Detective Pikachu review *SPOILER WARNING*
Detective Pikachu is the most intellectually insulting movie I’ve seen all year. I’ve seen most video game movies and most of us have seen one, and in a world where only video game movies exist “Detective Pikachu” would be “Citizen Kane,” but we don’t live in that awful world so “Detective Pikachu” is a really bad movie.
Most people over the age of 10 who go out to see this movie aren’t going for the story though; they’re going for the visuals, and the visuals are phenomenal. The best tell to the quality of the movie was the absolute dead silence that permeated the theater throughout the film, no cheers, no jeers, just complete radio silence because we all knew why we were there, not to see a movie but to see Pokemon come alive. “Detective
Pikachu” is a visual marvel, and a narrative mess.

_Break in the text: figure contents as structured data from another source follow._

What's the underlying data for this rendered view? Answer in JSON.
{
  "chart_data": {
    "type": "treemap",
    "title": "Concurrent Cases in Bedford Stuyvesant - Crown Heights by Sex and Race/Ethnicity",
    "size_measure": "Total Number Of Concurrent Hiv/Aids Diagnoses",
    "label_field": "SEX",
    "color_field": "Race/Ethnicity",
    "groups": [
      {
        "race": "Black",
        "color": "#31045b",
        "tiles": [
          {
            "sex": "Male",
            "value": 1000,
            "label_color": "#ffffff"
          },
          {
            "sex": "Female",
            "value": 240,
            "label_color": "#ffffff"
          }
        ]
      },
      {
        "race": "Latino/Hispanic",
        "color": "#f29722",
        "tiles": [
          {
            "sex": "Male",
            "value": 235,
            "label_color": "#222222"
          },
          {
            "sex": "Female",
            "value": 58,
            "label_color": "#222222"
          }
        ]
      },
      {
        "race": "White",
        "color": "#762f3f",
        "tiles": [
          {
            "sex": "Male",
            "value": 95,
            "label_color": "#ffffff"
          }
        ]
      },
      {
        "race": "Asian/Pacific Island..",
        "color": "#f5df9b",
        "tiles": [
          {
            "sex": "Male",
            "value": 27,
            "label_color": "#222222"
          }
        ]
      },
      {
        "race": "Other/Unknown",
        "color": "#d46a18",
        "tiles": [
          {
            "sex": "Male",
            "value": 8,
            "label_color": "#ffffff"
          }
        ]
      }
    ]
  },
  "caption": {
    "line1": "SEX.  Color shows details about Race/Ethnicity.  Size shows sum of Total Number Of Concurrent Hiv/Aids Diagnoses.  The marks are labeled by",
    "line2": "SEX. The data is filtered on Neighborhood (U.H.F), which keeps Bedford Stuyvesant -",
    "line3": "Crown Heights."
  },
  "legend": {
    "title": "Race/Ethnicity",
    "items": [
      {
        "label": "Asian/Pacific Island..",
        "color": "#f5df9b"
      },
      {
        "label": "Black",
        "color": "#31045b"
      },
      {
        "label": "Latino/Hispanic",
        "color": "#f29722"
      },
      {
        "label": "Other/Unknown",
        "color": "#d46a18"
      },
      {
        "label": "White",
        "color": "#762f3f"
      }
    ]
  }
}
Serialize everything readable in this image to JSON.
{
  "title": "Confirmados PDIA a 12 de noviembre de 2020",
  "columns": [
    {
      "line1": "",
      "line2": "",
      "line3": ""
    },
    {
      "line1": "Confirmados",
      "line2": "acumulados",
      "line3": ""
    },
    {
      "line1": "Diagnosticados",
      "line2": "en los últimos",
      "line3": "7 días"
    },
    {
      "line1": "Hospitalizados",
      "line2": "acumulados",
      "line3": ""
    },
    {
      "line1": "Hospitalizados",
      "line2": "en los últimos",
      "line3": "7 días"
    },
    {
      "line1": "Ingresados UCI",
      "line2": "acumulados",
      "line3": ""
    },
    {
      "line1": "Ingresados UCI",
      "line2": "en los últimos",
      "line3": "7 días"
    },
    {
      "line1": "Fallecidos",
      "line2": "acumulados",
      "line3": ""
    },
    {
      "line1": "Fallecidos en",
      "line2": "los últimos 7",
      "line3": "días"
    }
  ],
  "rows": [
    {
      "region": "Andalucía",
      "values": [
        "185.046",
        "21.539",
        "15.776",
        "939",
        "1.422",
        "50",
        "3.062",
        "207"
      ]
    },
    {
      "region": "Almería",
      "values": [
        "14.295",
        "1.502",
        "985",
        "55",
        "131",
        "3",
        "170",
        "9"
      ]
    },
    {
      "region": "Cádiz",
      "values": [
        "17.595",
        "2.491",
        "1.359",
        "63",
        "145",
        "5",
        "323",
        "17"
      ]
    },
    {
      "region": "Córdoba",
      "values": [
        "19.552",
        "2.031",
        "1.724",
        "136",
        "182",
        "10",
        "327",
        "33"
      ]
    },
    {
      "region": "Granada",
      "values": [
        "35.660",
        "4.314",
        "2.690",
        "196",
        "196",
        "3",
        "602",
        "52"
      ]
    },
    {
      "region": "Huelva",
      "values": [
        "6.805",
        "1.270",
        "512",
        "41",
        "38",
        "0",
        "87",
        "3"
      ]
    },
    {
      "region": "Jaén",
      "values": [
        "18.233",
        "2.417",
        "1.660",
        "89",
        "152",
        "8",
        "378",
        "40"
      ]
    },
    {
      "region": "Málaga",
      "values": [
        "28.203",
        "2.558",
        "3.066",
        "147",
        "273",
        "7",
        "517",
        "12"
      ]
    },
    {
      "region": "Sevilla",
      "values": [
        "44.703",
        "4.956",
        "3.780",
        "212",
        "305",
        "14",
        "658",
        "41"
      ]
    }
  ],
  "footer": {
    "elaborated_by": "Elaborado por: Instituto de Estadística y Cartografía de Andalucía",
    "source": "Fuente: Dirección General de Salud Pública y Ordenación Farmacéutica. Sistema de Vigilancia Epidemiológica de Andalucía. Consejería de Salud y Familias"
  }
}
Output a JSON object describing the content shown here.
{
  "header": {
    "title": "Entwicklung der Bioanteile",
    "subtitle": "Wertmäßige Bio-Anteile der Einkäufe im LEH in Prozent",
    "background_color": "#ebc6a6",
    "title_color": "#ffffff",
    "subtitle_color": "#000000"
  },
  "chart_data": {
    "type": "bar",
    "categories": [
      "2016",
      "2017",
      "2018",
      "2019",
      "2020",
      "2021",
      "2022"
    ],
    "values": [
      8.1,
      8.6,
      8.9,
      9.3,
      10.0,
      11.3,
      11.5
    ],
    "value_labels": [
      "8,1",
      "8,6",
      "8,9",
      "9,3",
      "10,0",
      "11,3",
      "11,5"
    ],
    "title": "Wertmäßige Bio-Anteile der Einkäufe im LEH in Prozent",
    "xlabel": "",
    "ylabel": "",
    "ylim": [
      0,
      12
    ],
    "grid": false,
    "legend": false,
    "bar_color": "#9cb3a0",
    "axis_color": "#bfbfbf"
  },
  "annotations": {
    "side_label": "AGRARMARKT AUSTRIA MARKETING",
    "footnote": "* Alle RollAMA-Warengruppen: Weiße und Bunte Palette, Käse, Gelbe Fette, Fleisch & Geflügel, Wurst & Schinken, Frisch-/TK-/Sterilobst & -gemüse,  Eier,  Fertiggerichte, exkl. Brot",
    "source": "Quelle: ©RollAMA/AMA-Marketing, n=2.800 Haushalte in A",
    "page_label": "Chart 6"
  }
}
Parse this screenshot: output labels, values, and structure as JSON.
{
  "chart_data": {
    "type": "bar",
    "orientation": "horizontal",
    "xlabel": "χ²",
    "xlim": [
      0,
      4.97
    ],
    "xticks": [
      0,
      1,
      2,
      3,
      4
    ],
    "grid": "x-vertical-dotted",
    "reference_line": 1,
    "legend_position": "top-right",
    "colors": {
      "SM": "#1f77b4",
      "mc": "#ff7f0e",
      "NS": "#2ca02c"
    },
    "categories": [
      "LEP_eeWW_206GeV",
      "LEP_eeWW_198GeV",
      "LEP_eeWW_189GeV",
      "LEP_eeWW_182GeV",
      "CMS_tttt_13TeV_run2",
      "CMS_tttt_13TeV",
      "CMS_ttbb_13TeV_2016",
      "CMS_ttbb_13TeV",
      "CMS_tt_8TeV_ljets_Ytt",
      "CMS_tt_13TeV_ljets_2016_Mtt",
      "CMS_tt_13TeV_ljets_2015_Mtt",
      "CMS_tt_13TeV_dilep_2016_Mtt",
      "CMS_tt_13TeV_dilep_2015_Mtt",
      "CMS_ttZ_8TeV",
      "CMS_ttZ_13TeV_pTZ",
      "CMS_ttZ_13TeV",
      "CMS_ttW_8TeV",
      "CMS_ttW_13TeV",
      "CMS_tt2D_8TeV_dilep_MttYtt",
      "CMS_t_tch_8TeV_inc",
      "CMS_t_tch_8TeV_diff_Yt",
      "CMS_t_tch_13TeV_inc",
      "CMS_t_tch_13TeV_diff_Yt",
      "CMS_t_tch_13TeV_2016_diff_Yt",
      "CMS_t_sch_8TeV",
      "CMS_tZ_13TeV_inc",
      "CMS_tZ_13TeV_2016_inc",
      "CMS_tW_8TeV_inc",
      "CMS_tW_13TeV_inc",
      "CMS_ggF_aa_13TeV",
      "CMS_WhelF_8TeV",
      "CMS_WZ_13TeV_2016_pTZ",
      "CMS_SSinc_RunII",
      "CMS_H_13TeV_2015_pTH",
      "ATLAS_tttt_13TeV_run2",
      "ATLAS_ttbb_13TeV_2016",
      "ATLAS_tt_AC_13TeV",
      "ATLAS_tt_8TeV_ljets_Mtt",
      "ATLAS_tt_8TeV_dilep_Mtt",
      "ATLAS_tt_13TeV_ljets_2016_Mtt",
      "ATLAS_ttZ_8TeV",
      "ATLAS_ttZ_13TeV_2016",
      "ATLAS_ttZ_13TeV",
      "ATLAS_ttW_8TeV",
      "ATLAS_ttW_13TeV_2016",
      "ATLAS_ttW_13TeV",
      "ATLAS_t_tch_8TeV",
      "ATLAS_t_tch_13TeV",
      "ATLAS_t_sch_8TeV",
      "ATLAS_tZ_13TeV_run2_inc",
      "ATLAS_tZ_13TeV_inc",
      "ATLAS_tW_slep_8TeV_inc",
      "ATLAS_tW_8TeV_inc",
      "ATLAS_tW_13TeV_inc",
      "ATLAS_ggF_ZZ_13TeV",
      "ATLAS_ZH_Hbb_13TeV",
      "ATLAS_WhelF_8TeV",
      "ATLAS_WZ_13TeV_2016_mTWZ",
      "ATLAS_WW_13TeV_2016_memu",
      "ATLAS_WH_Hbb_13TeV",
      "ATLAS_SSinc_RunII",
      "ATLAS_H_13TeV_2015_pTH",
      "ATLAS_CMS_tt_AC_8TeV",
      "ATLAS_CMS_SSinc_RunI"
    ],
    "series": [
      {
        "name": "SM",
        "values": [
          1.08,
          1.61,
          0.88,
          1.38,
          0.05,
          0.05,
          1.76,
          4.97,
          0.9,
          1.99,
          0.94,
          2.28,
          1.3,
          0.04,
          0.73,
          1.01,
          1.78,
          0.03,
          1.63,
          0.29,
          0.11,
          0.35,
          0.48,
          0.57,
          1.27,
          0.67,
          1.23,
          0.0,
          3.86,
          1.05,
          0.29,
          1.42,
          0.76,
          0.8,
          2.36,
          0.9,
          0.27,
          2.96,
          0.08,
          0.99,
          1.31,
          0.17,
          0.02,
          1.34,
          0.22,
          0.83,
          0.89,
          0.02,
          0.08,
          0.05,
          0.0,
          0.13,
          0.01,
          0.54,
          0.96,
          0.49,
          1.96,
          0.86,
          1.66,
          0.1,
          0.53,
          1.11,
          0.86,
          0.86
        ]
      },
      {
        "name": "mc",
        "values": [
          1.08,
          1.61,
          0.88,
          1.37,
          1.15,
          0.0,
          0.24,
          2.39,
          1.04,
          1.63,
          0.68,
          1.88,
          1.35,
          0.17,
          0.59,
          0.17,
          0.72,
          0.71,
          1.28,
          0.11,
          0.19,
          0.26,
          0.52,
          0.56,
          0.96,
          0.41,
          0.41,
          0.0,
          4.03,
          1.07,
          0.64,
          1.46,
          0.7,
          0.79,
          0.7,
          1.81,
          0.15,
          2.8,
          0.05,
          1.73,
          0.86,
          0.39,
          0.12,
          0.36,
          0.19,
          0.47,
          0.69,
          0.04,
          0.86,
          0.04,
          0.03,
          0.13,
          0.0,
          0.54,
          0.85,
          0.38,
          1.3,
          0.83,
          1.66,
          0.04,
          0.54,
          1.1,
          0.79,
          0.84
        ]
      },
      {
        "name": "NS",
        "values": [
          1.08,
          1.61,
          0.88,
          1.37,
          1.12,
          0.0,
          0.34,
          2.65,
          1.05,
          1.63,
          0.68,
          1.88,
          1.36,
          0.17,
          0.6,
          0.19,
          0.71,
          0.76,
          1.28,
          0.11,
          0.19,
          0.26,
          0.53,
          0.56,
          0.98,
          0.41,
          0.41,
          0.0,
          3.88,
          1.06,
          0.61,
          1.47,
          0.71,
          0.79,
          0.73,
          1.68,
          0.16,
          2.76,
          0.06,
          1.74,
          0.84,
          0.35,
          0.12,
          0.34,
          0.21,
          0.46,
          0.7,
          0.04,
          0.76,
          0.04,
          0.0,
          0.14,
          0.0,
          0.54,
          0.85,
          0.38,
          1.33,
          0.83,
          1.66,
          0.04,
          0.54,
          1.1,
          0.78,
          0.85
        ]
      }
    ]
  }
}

There is only one reason why “Detective Pikachu” isn’t the worst movie I’ve seen all year and that’s because of its stunning visuals. I saw this movie in 3D and quite frankly the visuals are good enough on their own to not warrant it. Each Pokemon has been masterfully brought to life with very minor alterations to their designs to make them look more realistic such as Pikachu’s electric pouches just being red fur or Charizard’s more scaly appearance. There are only two things that look off in this film: Mewtwo and Ditto. Mewtwo looks like his eyes are barely fitting into his sockets, his legs are just too vertical,and his color is just a little too bright. Ditto’s transformations look like plastic. Still, the visuals of the movie are the only reason I’d recommend this film to anyone and even they look weirdly off in a lot of scenes.
The story of “Detective Pikachu” is atrocious, and Mewtwo is the worst part of it. In the film Mewtwo is presumed to be the villain for the first three acts but only ever acts and sounds kind and docile; it even heals Pikachu at the end of the third act yet it somehow still gets to be the villain at the end. Mewtwo is being harvested for a purple rage inducing gas that the actual main villain, Bill Nighy, is using to cause Pokemon to become ravenous and wild, which the main villain wants to use to fuse people with Pokemon to evolve the human race. Mewtwo has never shown anything like this power in any Pokemon medium and even worse still is that within the story of this movie one of the strongest Pokemon in existence is somehow captured by some guy and a Pikachu whose best move is volt tackle. Barring the fact that Pikachu knows the move volt tackle in the first place, Mewtwo is shown to have the ability to heal people, yet it doesn’t heal Tim’s father and only has the ability to do so once Tim himself is there, and this plot point is never explained. Mewtwo has whatever ability and weakness the screenwriters want him to have at any given time. The story feels like three separate films: one is about a boy trying to find his father who was taken by Mewtwo, another is about a madman who wants to fuse Pokemon with humans, and the last one is just “Zootopia.”
The acting in “Detective Pikachu” is laughably bad. The main character Tim looks like he doesn’t want to be there, and Pikachu himself was so horribly unfunny I visibly cringed at all of his dated and poorly timed pop culture references. Each character feels like a caricature of what they’re supposed to be, Tim is scared and wimpy, Pikachu is cute and “funny,” Lucy is female and a reporter, Psyduck is neurotic and clumsy, and there’s nothing else to their characters; there is no character development for the full hour and 45 minutes. This movie suffers from a lot of the common problems that plague CGI live action hybrids in that Tim and many other central characters don’t seem to be talking to their Pokemon rather in the general direction around them. The only person who does a semi good job of accurately portraying their role is Psyduck and he only repeats one line throughout the entire movie.
“Detective Pikachu” is a popcorn movie through and through. If you go to the movies to think then “Detective Pikachu” is not the movie for you. Much like the games in recent years, the movie is all style and no substance. It feels like it was cobbled together and as a result suffers from major tone and narrative inconsistencies. I think my fellow moviegoer Ali Al-Saffari said it best when he explained, “It’s like watching an hour and a half trailer for the movie instead of the actual movie.”